Sunday, April 29, 2007

Big Merger == Bad Merger

At least mergers of companies of about the same size.

You can google about statistics relating big mergers, you will find that most of the time they end up destroying the bidder value and enriching the companies management. There is this old article from "Business Week" to begin with, and "Owners Lose and Bosses Win in Bad Mergers" from "The New York Times".

If the odds are against mergers, one wonders why they at all happen. One reason is that the bidding company becomes larger and thus its management tends to receive greater compensation, in line with the increased size; thus creating an incentive for management to merge regardless of the merits of every merging. Beyond that, Wall Street also benefits. The Investment Banking business of a big merger may leave literally hundreds of billion of dollars in gains for Wall Street's operators; this is a great incentive for Wall Street to persuade the management of companies thinking about the possibility of a merger to go forward, and also an incentive to use their leverage in the financial press and media to give good publicity to them, so that public opinion eases the process.

There are other incentives as well, for instance, it is rumored that Carly Fiorina at certain point wanted to make use of her celebrity status to further political aspirations, and the chance to get lots of media exposition was something like the Compaq merger. While I do not necessarily agree with this rumor, I mention it here because it is rather easy to imagine that things like that may happen.

What is important is that once the merger has completed, Wall Street's pirañas have got their money and the true value of the combined entity is allowed to emerge, destroying the shareholder value.

Of course that I am writing this in relation to AMD's ATI acquisition, the day the talks were announced that Monday after the presentation of Q2 '06 results, I couldn't help but think that all the talk about the synergies was empty, and all of those words of keeping working closely together with nVidia as outright lies. What was true was that Intel was going to cut businesses with ATI and that the merger was going to have high costs for AMD.

I explained to my satisfaction (at least for the time being) why I criticize this merger. I just want to hypothesize about why it happened: AMD's management is gullible because they have an inferiority complex (a subject I have been writing about) and anything that may upset Intel gets their interest. ATI's management knew the very poor condition of the company (yes, this is my gut feeling, I don't have evidence) and tricked their AMD's peers to bite the bait. Then, Wall Street's pirañas made sure it got through with good publicity and stock price manipulation... from less than $17 per share it got to over $27!, but now, it is becoming increasingly clear that AMD paid premium for a nest of lice.

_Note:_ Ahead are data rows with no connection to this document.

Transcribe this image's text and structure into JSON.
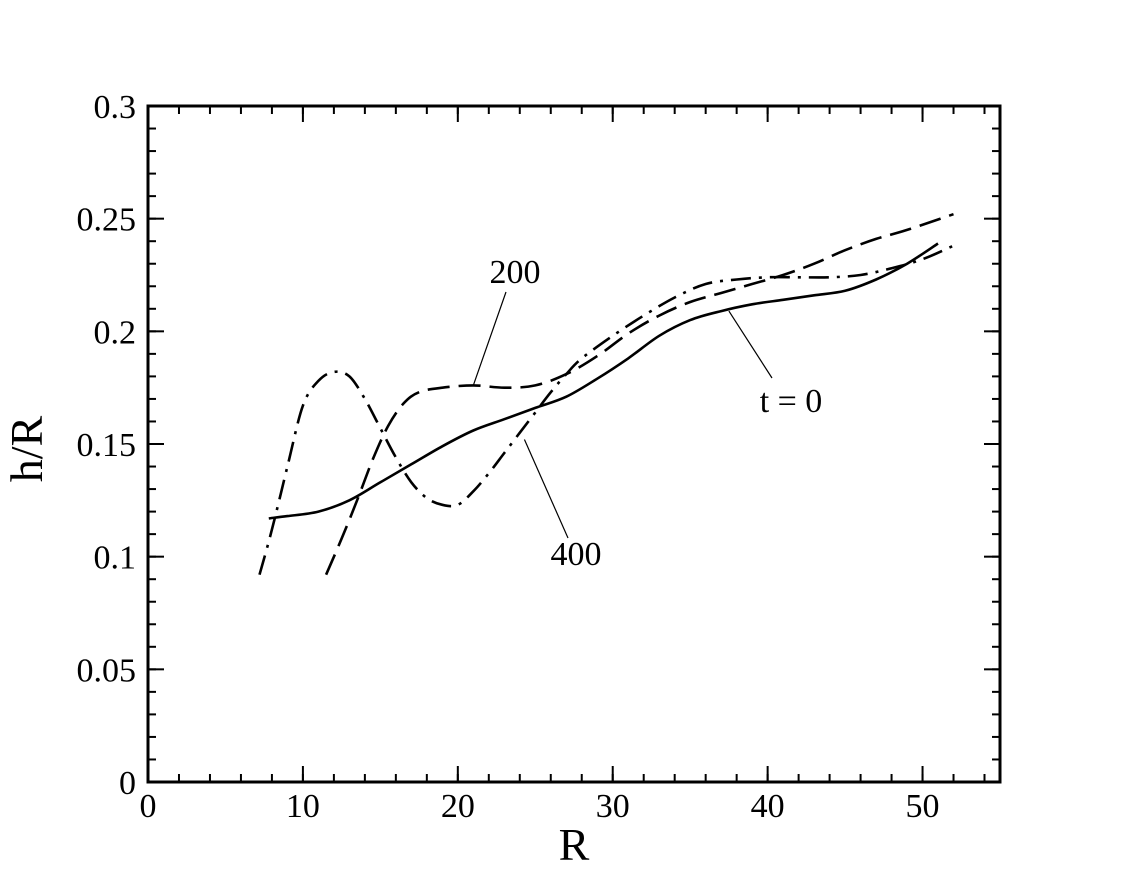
{
  "chart_data": {
    "type": "line",
    "xlabel": "R",
    "ylabel": "h/R",
    "xlim": [
      0,
      55
    ],
    "ylim": [
      0,
      0.3
    ],
    "x_ticks": [
      0,
      10,
      20,
      30,
      40,
      50
    ],
    "x_tick_labels": [
      "0",
      "10",
      "20",
      "30",
      "40",
      "50"
    ],
    "y_ticks": [
      0,
      0.05,
      0.1,
      0.15,
      0.2,
      0.25,
      0.3
    ],
    "y_tick_labels": [
      "0",
      "0.05",
      "0.1",
      "0.15",
      "0.2",
      "0.25",
      "0.3"
    ],
    "x_minor_step": 2,
    "y_minor_step": 0.01,
    "grid": false,
    "legend": "none",
    "series": [
      {
        "label": "t = 0",
        "line_style": "solid",
        "color": "#000000",
        "x": [
          7.8,
          9,
          11,
          13,
          15,
          17,
          19,
          21,
          23,
          25,
          27,
          29,
          31,
          33,
          35,
          37,
          39,
          41,
          43,
          45,
          47,
          49,
          51
        ],
        "y": [
          0.117,
          0.118,
          0.12,
          0.125,
          0.133,
          0.141,
          0.149,
          0.156,
          0.161,
          0.166,
          0.171,
          0.179,
          0.188,
          0.198,
          0.205,
          0.209,
          0.212,
          0.214,
          0.216,
          0.218,
          0.223,
          0.23,
          0.239
        ]
      },
      {
        "label": "200",
        "line_style": "dashed",
        "color": "#000000",
        "x": [
          11.5,
          12.5,
          13.5,
          14.5,
          15.5,
          16.5,
          17.5,
          19,
          21,
          23,
          25,
          27,
          29,
          31,
          33,
          35,
          37,
          39,
          41,
          43,
          45,
          47,
          49,
          52
        ],
        "y": [
          0.092,
          0.108,
          0.125,
          0.143,
          0.158,
          0.168,
          0.173,
          0.175,
          0.176,
          0.175,
          0.176,
          0.181,
          0.189,
          0.199,
          0.207,
          0.213,
          0.217,
          0.221,
          0.225,
          0.23,
          0.236,
          0.241,
          0.245,
          0.252
        ]
      },
      {
        "label": "400",
        "line_style": "dashdot",
        "color": "#000000",
        "x": [
          7.2,
          8,
          9,
          10,
          11,
          12,
          13,
          14,
          15,
          16,
          17,
          18,
          19,
          20,
          21,
          22,
          23,
          24,
          25,
          26,
          27,
          28,
          30,
          32,
          34,
          36,
          38,
          40,
          42,
          44,
          46,
          48,
          50,
          52
        ],
        "y": [
          0.092,
          0.112,
          0.14,
          0.167,
          0.178,
          0.182,
          0.18,
          0.17,
          0.157,
          0.144,
          0.133,
          0.126,
          0.123,
          0.123,
          0.129,
          0.137,
          0.146,
          0.155,
          0.164,
          0.173,
          0.181,
          0.188,
          0.198,
          0.207,
          0.215,
          0.221,
          0.223,
          0.224,
          0.224,
          0.224,
          0.225,
          0.228,
          0.232,
          0.238
        ]
      }
    ],
    "annotations": [
      {
        "text": "200",
        "series": "200",
        "point": [
          21,
          0.176
        ]
      },
      {
        "text": "400",
        "series": "400",
        "point": [
          24.3,
          0.152
        ]
      },
      {
        "text": "t = 0",
        "series": "t = 0",
        "point": [
          37.5,
          0.209
        ]
      }
    ]
  }
}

Nevertheless, I have repeatedly stated it, there are projects that can really display AMD/ATI synergies, like torrenza 3D coprocessors. Sadly, for these few projects, AMD sees them from either the perspective of AMD or ATI but not the combined company's: To use ATI's expertise to develop physics torrenza coprocessors?: NO! they would "cannibalize" existing AMD processors businesses. 3D Graphics torrenza socket coprocessors?: Even worse! they would cannibalize the very lucrative —and absurd— "graphics supercomputer in a PCIe expansion card" businesses. Intel stubbornly insisted in the "Front Side Bus" approach to memory interfacing to defend chipset businesses. Did that insistence lead to anything good for Intel?. AMD neither learns from its failures nor its successes; just like the integrated memory controller was the right technical way to go, the torrenza socket graphics coprocessor is the right way to go; to not pursue this ATI acquisition synergy is just to give chances to Intel and nVidia to do it first. Fusion? DON'T GET ME STARTED!